Aqui é, então, Vila do Conde. A Praia da Senhora da Guia, mais precisamente. Onde, um dia, o banheiro resgatou das águas um poeta já quase sem sentidos, aturdido da sua vontade imparável de nadar. Onde, em 1994, Duarte salvou, desse anónimo destino lamentado pelo pai no poema, uma onda espumosa com que abriu um dos seus livros de fotografia, Ruy Belo - Coisas do Silêncio. Se não foi aqui que o poeta escreveu os seus primeiros versos, foi aqui que o fotógrafo começou a fotografar. Numas dessas férias, longas, com a máquina da mãe - uma Voigtländer Vito CD, de onde saíram quase todas as fotos conhecidas de Ruy Belo, tiradas por Teresa.

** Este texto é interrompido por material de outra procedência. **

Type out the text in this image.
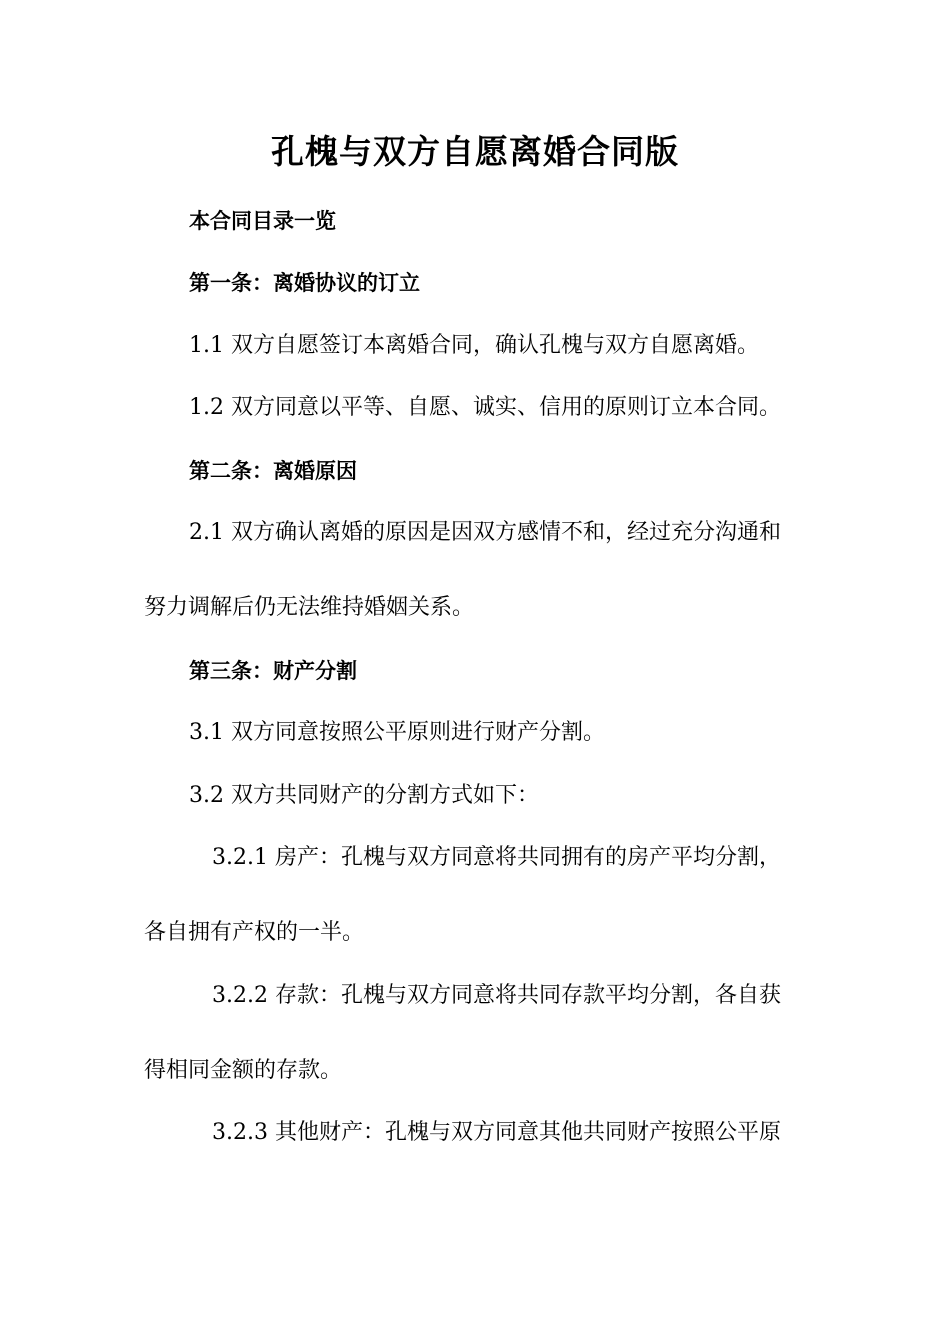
孔槐与双方自愿离婚合同版
本合同目录一览
第一条：离婚协议的订立
1.1 双方自愿签订本离婚合同，确认孔槐与双方自愿离婚。
1.2 双方同意以平等、自愿、诚实、信用的原则订立本合同。
第二条：离婚原因
2.1 双方确认离婚的原因是因双方感情不和，经过充分沟通和
努力调解后仍无法维持婚姻关系。
第三条：财产分割
3.1 双方同意按照公平原则进行财产分割。
3.2 双方共同财产的分割方式如下：
3.2.1 房产：孔槐与双方同意将共同拥有的房产平均分割，
各自拥有产权的一半。
3.2.2 存款：孔槐与双方同意将共同存款平均分割，各自获
得相同金额的存款。
3.2.3 其他财产：孔槐与双方同意其他共同财产按照公平原
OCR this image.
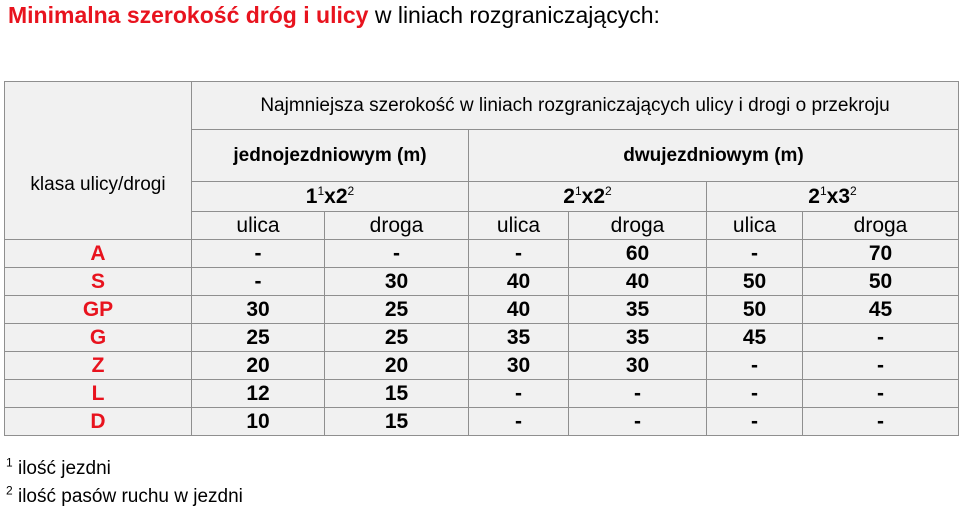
Minimalna szerokość dróg i ulicy w liniach rozgraniczających:
	Najmniejsza szerokość w liniach rozgraniczających ulicy i drogi o przekroju					
klasa ulicy/drogi	jednojezdniowym (m)		dwujezdniowym (m)			
	$1^1x2^2$		$2^1x2^2$		$2^1x3^2$
	ulica	droga	ulica	droga	ulica	droga
A	-	-	-	60	-	70
S	-	30	40	40	50	50
GP	30	25	40	35	50	45
G	25	25	35	35	45	-
Z	20	20	30	30	-	-
L	12	15	-	-	-	-
D	10	15	-	-	-	-
$^1$ ilość jezdni
$^2$ ilość pasów ruchu w jezdni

Ao filho Duarte, esse primeiro rolo a preto e branco haveria de lhe durar, parcimoniosamente, até ao final do ano de 1982. Foram as primeiras 36 fotografias de um homem, nascido em 1968, que hoje guarda o mais vasto espólio fotográfico da paisagem portuguesa. Ele percorreu-a toda, freguesia a freguesia, para algumas das suas obras. Portugal Património, cinco anos de trabalho, para dez volumes do Círculo de Leitores, foi a maior delas. Maior ainda só o sonho, gigantesco, de fazer do seu Horizonte Portugal(www.horizonteportugal.org), um sítio onde possamos encontrar imagens de um milhão de lugares deste pais que, mesmo pequeno, tem muito para nos surpreender.

As contas do fotógrafo

Que o diga ele. Antes de se encontrar com a Fugas na praia que foi sua e do pai, tinha passado onze dias a percorrer o Parque Nacional da Peneda-Gerês (PNPG), retomando lugares por onde passara há 20 anos, e de onde trouxe, ainda assim, 17 mil fotografias. Vantagens da era do digital, elogia, lembrando que, da primeira vez, num mesmo período de tempo no PNPG fizera 1260 fotos. As contas estão anotadas num caderninho. Para fazer o mesmo trabalho, Duarte Belo teria, na década de 1990, de carregar 13 quilos e meio de rolos serra dentro. Um inconveniente, já se vê. Mas nem a evolução tecnológica minimiza a dimensão da sua empreitada de nos abrir uma janela para cada esquina deste país.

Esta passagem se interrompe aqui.